Where London seems to be coping with interracial issues, New Crobuzon faces problems of interspecies. There are cactus men, winged Garuda, and Khepris (along others), all living in their sections of town, all bringing down each other’s property values. In fact, our main character Isaac is dating across the species line, taking a khepri lover (who has a woman’s body and a bug for a head – creepy). But he gets along with Lin well enough, and he’s got his interests, specifically the difficult assignment of fabricating wings on a Garuda who’d had them sawn off for some unspeakable crime against his people.
The thing I loved about Perdido Street Station (and its sister books, The Scar and Iron Council) is the scale. New Crobuzon is a sprawling city existing on a massive continent, surrounded by dozens of half-understood seas. 5000 miles away, there is another city and culture, but the New Crobuzonians hardly know anything about it. It is a world where pictures of dragons are drawn on maps, not in art but in warning. It’s a place where no matter how many steamer lines and telegraphs are thrown out, you can never know it all. It’s a gigantic world where everything is possible, everything discomforting, and everything is sinister.

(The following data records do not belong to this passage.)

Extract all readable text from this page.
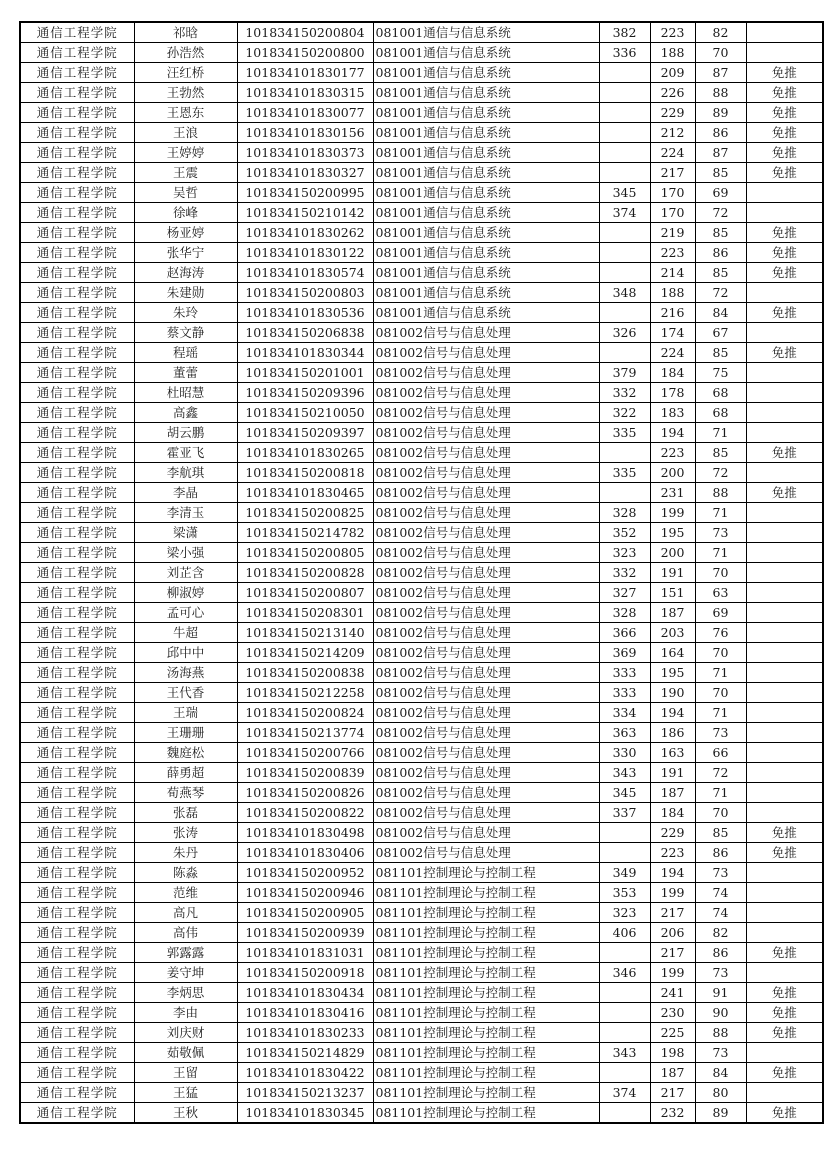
通信工程学院	祁晗	101834150200804	081001通信与信息系统	382	223	82	
通信工程学院	孙浩然	101834150200800	081001通信与信息系统	336	188	70	
通信工程学院	汪红桥	101834101830177	081001通信与信息系统		209	87	免推
通信工程学院	王勃然	101834101830315	081001通信与信息系统		226	88	免推
通信工程学院	王恩东	101834101830077	081001通信与信息系统		229	89	免推
通信工程学院	王浪	101834101830156	081001通信与信息系统		212	86	免推
通信工程学院	王婷婷	101834101830373	081001通信与信息系统		224	87	免推
通信工程学院	王震	101834101830327	081001通信与信息系统		217	85	免推
通信工程学院	吴哲	101834150200995	081001通信与信息系统	345	170	69	
通信工程学院	徐峰	101834150210142	081001通信与信息系统	374	170	72	
通信工程学院	杨亚婷	101834101830262	081001通信与信息系统		219	85	免推
通信工程学院	张华宁	101834101830122	081001通信与信息系统		223	86	免推
通信工程学院	赵海涛	101834101830574	081001通信与信息系统		214	85	免推
通信工程学院	朱建勋	101834150200803	081001通信与信息系统	348	188	72	
通信工程学院	朱玲	101834101830536	081001通信与信息系统		216	84	免推
通信工程学院	蔡文静	101834150206838	081002信号与信息处理	326	174	67	
通信工程学院	程瑶	101834101830344	081002信号与信息处理		224	85	免推
通信工程学院	董蕾	101834150201001	081002信号与信息处理	379	184	75	
通信工程学院	杜昭慧	101834150209396	081002信号与信息处理	332	178	68	
通信工程学院	高鑫	101834150210050	081002信号与信息处理	322	183	68	
通信工程学院	胡云鹏	101834150209397	081002信号与信息处理	335	194	71	
通信工程学院	霍亚飞	101834101830265	081002信号与信息处理		223	85	免推
通信工程学院	李航琪	101834150200818	081002信号与信息处理	335	200	72	
通信工程学院	李晶	101834101830465	081002信号与信息处理		231	88	免推
通信工程学院	李清玉	101834150200825	081002信号与信息处理	328	199	71	
通信工程学院	梁潇	101834150214782	081002信号与信息处理	352	195	73	
通信工程学院	梁小强	101834150200805	081002信号与信息处理	323	200	71	
通信工程学院	刘芷含	101834150200828	081002信号与信息处理	332	191	70	
通信工程学院	柳淑婷	101834150200807	081002信号与信息处理	327	151	63	
通信工程学院	孟可心	101834150208301	081002信号与信息处理	328	187	69	
通信工程学院	牛超	101834150213140	081002信号与信息处理	366	203	76	
通信工程学院	邱中中	101834150214209	081002信号与信息处理	369	164	70	
通信工程学院	汤海燕	101834150200838	081002信号与信息处理	333	195	71	
通信工程学院	王代香	101834150212258	081002信号与信息处理	333	190	70	
通信工程学院	王瑞	101834150200824	081002信号与信息处理	334	194	71	
通信工程学院	王珊珊	101834150213774	081002信号与信息处理	363	186	73	
通信工程学院	魏庭松	101834150200766	081002信号与信息处理	330	163	66	
通信工程学院	薛勇超	101834150200839	081002信号与信息处理	343	191	72	
通信工程学院	荀燕琴	101834150200826	081002信号与信息处理	345	187	71	
通信工程学院	张磊	101834150200822	081002信号与信息处理	337	184	70	
通信工程学院	张涛	101834101830498	081002信号与信息处理		229	85	免推
通信工程学院	朱丹	101834101830406	081002信号与信息处理		223	86	免推
通信工程学院	陈淼	101834150200952	081101控制理论与控制工程	349	194	73	
通信工程学院	范维	101834150200946	081101控制理论与控制工程	353	199	74	
通信工程学院	高凡	101834150200905	081101控制理论与控制工程	323	217	74	
通信工程学院	高伟	101834150200939	081101控制理论与控制工程	406	206	82	
通信工程学院	郭露露	101834101831031	081101控制理论与控制工程		217	86	免推
通信工程学院	姜守坤	101834150200918	081101控制理论与控制工程	346	199	73	
通信工程学院	李炳思	101834101830434	081101控制理论与控制工程		241	91	免推
通信工程学院	李由	101834101830416	081101控制理论与控制工程		230	90	免推
通信工程学院	刘庆财	101834101830233	081101控制理论与控制工程		225	88	免推
通信工程学院	茹敬佩	101834150214829	081101控制理论与控制工程	343	198	73	
通信工程学院	王留	101834101830422	081101控制理论与控制工程		187	84	免推
通信工程学院	王猛	101834150213237	081101控制理论与控制工程	374	217	80	
通信工程学院	王秋	101834101830345	081101控制理论与控制工程		232	89	免推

Buggy Lin is asked to create art for a dangerous mob boss. And Isaac’s searches for an avionic solution to his Garuda’s problems are leading him down some dangerous paths. Slowly the truth unravels, truths about cationic victims found babbling in alleys, of the mob’s involvement with horrific winged creatures hunting across the city, of the government’s contact with demons. And when the black threads of the plot finally come together, the reality is almost too terrible to believe.
I liked China Miéville’s writing – it is a mixture of Victor Hugo and H.G. Wells, with a touch of Lovecraft to spice it. It’s long and sprawling and bombastic and unsettling. I can’t recommend it enough.